In 1996 he flunked his law exams to the outrage and despair of his father who stormed up and down the house for two days. If the news from the academy was not to his taste, what his son had to say took his breath away.

‘I do not want to be a lawyer, father. I want to enter the Church.’

It took time but Rajak Senior calmed down and tried to come to terms with his changed son. At least the priesthood was a profession of sorts. Not given to wealth, but respectable. A man could still hold his head up and say, ‘My son is in the Church, you know.’

The priesthood itself, he discovered, would take years of study to achieve, most of that time in a seminary, but the son had other ideas. He wanted to live in seclusion and without delay. He wanted to become a monk, repudiating everything material in favour of the simple life.

Ten miles southeast of Belgrade he found what he wanted: the small monastery of Saint Stephen in the hamlet of Slanci. It contains no more than a dozen brothers under the authority of the abbot or Iguman. They work in the fields and barns of their own farm, grow their own food, accept donations from a few tourists and pilgrims, meditate and pray. There was a waiting list to join and no chance of jumping it.

Fate intervened in the meeting with the Iguman, Abbot Vasilije. He and Rajak Senior stared at each other in amazement. Despite the full black beard, flecked with grey, Rajak recognized the same Goran Tomic who had been at school with him forty years before. The abbot agreed to meet his son and discuss with him a possible career in the Church.

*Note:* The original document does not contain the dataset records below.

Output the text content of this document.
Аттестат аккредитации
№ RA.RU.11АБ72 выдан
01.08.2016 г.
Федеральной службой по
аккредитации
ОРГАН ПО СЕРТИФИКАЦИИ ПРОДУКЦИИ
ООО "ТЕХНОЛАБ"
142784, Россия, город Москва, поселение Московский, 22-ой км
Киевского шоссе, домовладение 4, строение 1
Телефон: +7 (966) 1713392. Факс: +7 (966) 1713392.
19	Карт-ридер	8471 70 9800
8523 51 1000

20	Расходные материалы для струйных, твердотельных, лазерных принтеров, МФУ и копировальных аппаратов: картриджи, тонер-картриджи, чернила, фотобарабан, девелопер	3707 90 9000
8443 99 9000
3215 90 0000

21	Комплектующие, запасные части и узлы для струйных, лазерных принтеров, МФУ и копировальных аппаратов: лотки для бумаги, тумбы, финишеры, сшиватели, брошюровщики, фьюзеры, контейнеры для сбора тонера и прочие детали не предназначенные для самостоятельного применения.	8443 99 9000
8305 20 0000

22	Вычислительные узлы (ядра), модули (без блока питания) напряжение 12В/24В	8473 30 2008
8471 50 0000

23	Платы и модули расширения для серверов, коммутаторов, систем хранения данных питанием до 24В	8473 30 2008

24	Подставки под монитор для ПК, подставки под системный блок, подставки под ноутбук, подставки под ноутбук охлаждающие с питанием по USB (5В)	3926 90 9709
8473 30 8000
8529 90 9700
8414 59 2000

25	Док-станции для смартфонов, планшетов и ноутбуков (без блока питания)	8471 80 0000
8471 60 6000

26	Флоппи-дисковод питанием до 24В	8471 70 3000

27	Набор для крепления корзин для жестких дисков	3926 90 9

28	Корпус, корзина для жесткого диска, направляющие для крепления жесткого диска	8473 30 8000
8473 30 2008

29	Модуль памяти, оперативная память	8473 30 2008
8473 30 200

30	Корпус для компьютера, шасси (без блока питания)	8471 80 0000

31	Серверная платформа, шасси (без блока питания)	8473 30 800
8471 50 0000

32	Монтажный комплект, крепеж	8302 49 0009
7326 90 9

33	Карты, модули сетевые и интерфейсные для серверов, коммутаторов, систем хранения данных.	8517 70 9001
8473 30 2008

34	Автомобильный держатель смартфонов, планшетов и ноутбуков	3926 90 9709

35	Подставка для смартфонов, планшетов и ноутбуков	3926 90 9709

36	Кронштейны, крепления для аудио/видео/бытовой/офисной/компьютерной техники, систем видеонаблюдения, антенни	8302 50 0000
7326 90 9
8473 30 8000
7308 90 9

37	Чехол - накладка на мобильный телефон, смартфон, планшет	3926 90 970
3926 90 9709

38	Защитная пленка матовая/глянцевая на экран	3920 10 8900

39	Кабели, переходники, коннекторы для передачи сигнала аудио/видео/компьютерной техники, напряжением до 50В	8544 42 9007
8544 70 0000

The abbot’s shrewd intelligence divined that his former schoolmate’s son was a young man torn by some inner turmoil that could not find peace in the outer world. He had seen it before. He could not create a vacancy for an instant monk, he pointed out, but men from the city occasionally joined the monks for the purpose of a religious ‘retreat’.

In the summer of 1996, with the Bosnian war over, Milan Rajak came to Slanci on extended retreat to grow tomatoes and cucumbers, to meditate and to pray. The dream ebbed away.